Smashing Large Language Models
This tutorial demonstrates how to use the pruna package to optimize any custom large language model. We will use the facebook/opt-125m model as an example.
Loading the LLM
First, load your llm.
from transformers import AutoModelForCausalLM, AutoTokenizer
import torch
model_id = "facebook/opt-125m"
tokenizer = AutoTokenizer.from_pretrained(model_id)
model = AutoModelForCausalLM.from_pretrained(model_id, torch_dtype="auto").cuda()
text = "The 45th president of the United States of America is"
ins = tokenizer(text, return_tensors="pt").to('cuda')

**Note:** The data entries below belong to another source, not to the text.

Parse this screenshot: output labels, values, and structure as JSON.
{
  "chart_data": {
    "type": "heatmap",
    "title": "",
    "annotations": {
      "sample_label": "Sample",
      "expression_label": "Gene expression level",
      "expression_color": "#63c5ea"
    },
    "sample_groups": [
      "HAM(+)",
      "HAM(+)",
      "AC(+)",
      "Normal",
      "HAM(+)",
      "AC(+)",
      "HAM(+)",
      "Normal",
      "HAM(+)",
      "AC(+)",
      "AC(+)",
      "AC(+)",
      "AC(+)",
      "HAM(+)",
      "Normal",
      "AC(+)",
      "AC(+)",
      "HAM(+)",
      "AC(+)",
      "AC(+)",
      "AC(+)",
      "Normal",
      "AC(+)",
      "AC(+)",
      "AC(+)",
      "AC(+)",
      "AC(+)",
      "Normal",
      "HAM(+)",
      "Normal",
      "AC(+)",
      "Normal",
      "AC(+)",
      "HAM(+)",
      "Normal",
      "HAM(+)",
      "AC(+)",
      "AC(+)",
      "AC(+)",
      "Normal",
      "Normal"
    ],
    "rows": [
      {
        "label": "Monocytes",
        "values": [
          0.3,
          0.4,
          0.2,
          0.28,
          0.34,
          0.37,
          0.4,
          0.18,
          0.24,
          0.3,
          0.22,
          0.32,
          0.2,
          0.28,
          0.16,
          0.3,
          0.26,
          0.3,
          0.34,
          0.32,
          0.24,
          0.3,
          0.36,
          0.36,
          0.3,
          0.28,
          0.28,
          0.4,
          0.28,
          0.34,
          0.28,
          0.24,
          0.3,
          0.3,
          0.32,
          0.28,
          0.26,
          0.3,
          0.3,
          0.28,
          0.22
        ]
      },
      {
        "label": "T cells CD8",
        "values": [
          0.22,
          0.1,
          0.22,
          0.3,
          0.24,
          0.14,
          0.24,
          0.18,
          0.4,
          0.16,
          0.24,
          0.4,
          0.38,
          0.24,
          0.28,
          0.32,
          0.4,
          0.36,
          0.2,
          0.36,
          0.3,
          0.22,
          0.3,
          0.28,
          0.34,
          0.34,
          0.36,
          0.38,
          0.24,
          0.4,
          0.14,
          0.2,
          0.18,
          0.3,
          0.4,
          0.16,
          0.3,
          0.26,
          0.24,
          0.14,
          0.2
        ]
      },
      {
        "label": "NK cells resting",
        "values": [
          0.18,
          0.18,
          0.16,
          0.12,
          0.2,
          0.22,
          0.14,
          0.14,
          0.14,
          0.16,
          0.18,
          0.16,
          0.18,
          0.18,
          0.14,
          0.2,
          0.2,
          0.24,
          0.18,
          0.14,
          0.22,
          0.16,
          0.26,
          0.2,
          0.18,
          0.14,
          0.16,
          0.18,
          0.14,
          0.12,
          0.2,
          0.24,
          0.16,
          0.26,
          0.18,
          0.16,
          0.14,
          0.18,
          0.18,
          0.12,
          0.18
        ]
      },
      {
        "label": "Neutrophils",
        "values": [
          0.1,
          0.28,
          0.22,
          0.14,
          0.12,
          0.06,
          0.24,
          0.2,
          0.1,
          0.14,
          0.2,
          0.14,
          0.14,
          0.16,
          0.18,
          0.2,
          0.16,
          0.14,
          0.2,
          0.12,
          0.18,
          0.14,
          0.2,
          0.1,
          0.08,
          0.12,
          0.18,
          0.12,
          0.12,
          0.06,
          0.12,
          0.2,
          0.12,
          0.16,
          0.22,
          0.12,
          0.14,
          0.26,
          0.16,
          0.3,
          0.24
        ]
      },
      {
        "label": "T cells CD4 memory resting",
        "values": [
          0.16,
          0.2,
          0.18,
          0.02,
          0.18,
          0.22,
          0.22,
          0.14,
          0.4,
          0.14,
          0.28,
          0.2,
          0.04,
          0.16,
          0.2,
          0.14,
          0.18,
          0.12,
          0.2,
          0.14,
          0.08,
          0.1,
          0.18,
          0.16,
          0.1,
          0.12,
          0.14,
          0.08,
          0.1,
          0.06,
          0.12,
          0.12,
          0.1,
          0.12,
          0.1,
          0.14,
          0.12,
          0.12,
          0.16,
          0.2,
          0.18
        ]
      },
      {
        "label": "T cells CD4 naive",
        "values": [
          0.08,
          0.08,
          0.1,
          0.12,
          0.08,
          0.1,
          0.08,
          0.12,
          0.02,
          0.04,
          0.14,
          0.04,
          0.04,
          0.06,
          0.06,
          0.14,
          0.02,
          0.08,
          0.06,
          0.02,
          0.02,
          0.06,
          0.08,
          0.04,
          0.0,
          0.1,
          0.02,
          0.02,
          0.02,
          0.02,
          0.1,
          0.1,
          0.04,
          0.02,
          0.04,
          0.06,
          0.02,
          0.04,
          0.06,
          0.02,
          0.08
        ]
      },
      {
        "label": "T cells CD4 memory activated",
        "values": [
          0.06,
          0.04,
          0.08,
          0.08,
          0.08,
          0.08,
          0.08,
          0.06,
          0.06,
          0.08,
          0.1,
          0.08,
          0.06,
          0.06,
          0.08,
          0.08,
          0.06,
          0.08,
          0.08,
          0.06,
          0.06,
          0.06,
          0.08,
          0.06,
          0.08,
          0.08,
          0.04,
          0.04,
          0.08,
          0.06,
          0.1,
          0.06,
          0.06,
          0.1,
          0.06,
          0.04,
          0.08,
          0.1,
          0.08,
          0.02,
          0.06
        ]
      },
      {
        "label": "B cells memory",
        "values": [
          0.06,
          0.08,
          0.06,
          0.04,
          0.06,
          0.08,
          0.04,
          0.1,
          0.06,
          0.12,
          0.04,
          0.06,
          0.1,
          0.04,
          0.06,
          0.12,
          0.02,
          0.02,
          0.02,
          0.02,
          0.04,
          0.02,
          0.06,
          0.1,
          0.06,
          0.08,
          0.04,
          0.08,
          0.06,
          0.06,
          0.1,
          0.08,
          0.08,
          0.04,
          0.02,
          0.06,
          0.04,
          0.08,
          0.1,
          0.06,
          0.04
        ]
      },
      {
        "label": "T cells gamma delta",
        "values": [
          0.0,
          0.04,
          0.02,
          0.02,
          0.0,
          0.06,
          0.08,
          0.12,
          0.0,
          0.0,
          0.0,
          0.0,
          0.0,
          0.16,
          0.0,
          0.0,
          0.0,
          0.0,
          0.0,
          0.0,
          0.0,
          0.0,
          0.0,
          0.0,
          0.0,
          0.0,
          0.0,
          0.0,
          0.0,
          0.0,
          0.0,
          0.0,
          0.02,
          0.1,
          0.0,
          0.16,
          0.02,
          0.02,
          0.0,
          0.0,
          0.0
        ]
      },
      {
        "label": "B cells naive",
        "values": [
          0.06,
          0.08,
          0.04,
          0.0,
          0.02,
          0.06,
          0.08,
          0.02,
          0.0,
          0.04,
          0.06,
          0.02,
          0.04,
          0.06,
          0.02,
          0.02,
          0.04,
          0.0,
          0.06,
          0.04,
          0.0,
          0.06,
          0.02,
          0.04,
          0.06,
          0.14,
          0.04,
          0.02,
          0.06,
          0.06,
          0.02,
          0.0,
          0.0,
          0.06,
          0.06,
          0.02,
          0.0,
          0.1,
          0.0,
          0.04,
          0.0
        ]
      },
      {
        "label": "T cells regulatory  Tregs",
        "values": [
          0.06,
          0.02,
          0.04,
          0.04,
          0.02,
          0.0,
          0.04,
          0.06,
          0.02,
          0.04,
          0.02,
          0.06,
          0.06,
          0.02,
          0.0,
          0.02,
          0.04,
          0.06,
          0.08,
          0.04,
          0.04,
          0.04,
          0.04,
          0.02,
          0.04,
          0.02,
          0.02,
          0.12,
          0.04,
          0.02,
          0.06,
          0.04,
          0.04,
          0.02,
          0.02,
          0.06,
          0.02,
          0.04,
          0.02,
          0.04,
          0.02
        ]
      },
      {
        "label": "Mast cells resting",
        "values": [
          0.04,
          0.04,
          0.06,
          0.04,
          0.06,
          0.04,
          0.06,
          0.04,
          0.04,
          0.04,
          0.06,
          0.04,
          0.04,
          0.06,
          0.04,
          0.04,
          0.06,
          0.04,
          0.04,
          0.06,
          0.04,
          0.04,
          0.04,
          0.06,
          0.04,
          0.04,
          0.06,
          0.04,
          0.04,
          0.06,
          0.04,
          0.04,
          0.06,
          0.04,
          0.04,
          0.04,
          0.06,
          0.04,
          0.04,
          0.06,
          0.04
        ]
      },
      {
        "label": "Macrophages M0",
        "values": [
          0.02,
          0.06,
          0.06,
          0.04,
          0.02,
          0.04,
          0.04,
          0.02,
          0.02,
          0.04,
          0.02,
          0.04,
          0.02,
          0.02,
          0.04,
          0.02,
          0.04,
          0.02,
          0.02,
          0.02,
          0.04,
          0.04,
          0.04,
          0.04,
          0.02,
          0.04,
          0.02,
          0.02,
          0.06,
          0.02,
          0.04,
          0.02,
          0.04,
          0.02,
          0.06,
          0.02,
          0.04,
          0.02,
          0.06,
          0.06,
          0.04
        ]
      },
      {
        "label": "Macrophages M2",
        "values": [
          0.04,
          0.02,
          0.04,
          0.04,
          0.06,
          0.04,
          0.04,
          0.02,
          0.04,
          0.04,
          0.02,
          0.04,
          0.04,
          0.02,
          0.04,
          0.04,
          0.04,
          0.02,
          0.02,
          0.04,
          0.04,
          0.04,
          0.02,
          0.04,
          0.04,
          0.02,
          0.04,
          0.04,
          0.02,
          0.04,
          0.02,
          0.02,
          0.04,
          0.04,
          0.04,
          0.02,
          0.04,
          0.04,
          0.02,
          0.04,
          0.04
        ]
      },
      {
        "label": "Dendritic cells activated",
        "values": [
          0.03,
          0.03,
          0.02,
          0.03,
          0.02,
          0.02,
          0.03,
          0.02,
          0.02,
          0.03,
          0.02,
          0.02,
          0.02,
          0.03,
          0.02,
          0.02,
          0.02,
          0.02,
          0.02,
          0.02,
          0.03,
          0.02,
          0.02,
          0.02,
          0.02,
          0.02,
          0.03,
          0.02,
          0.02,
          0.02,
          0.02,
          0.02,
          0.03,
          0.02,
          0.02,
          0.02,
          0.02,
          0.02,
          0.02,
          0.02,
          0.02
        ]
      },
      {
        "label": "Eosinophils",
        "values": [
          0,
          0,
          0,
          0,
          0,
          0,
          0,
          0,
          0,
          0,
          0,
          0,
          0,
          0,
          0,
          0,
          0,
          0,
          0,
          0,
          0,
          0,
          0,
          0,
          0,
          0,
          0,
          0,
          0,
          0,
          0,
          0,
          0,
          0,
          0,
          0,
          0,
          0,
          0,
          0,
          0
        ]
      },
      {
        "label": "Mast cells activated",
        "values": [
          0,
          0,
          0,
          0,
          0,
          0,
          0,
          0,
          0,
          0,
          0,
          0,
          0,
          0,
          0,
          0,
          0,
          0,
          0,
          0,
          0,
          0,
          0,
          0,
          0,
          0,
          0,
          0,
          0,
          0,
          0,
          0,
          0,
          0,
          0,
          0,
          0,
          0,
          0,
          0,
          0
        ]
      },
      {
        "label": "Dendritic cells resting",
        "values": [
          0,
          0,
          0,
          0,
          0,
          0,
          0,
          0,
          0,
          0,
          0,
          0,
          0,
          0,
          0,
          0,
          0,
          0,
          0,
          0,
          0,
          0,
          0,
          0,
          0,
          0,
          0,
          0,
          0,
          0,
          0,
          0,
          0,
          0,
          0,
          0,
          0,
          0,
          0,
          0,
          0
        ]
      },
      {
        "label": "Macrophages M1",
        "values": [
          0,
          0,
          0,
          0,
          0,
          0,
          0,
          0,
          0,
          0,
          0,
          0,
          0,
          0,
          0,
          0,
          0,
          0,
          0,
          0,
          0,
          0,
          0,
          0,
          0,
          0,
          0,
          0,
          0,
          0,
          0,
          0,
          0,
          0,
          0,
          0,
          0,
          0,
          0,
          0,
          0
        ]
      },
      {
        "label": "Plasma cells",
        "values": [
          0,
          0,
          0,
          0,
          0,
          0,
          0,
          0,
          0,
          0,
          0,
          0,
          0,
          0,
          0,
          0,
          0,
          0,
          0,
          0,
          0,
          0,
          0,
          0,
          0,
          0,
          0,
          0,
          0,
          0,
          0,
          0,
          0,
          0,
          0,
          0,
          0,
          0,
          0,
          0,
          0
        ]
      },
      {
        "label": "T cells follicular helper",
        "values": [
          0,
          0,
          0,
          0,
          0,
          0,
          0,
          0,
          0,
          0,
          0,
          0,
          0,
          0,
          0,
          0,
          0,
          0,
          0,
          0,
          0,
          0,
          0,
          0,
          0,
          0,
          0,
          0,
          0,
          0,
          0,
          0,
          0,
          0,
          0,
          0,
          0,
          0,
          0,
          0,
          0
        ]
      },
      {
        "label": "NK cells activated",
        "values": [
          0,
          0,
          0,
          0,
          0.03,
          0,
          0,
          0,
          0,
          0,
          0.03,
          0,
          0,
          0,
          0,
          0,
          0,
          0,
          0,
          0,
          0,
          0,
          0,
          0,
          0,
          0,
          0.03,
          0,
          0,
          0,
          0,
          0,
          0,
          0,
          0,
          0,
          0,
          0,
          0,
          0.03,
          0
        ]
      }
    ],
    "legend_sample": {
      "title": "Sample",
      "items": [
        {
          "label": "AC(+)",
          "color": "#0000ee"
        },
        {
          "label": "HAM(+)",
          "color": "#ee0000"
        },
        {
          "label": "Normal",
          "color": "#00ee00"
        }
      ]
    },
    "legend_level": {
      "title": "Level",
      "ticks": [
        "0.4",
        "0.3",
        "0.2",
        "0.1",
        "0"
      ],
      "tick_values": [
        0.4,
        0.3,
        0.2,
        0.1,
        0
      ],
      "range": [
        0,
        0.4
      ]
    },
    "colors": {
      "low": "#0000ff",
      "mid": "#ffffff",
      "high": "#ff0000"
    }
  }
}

Initializing the Smash Config
Next, initialize the smash_config.
from pruna_engine.SmashConfig import SmashConfig
# Initialize the SmashConfig
smash_config = SmashConfig()
smasher_config['task'] = 'text_text_generation'
smash_config['quantizers'] = ['gptq']
smash_config["tokenizer_name"] = tokenizer
smash_config["weight_quantization_bits"] = 4
Smashing the Model
Now, smash the model.
from pruna.smash import smash
# Smash the model
smashed_model = smash(
model=model,
dataloader="WikiText_128",
api_key='<your-api-key>', # replace <your-api-key> with your actual API key
smash_config=smash_config,
)
Don’t forget to replace the api_key by the one provided by PrunaAI.
Running the Model
Finally, run the model to generate the text.
# Display the result
smashed_model.generate(**ins)
Wrap Up
Congratulations! You have successfully smashed a large language model. You can now use the pruna package to optimize any custom LLM. The only parts that you should modify are step 1 and step 4 to fit your use case. Additionally you can use the quantizer ‘llm-int8’ to quantize the model or compiler ‘transformers-fast’ to compile for inference speedup.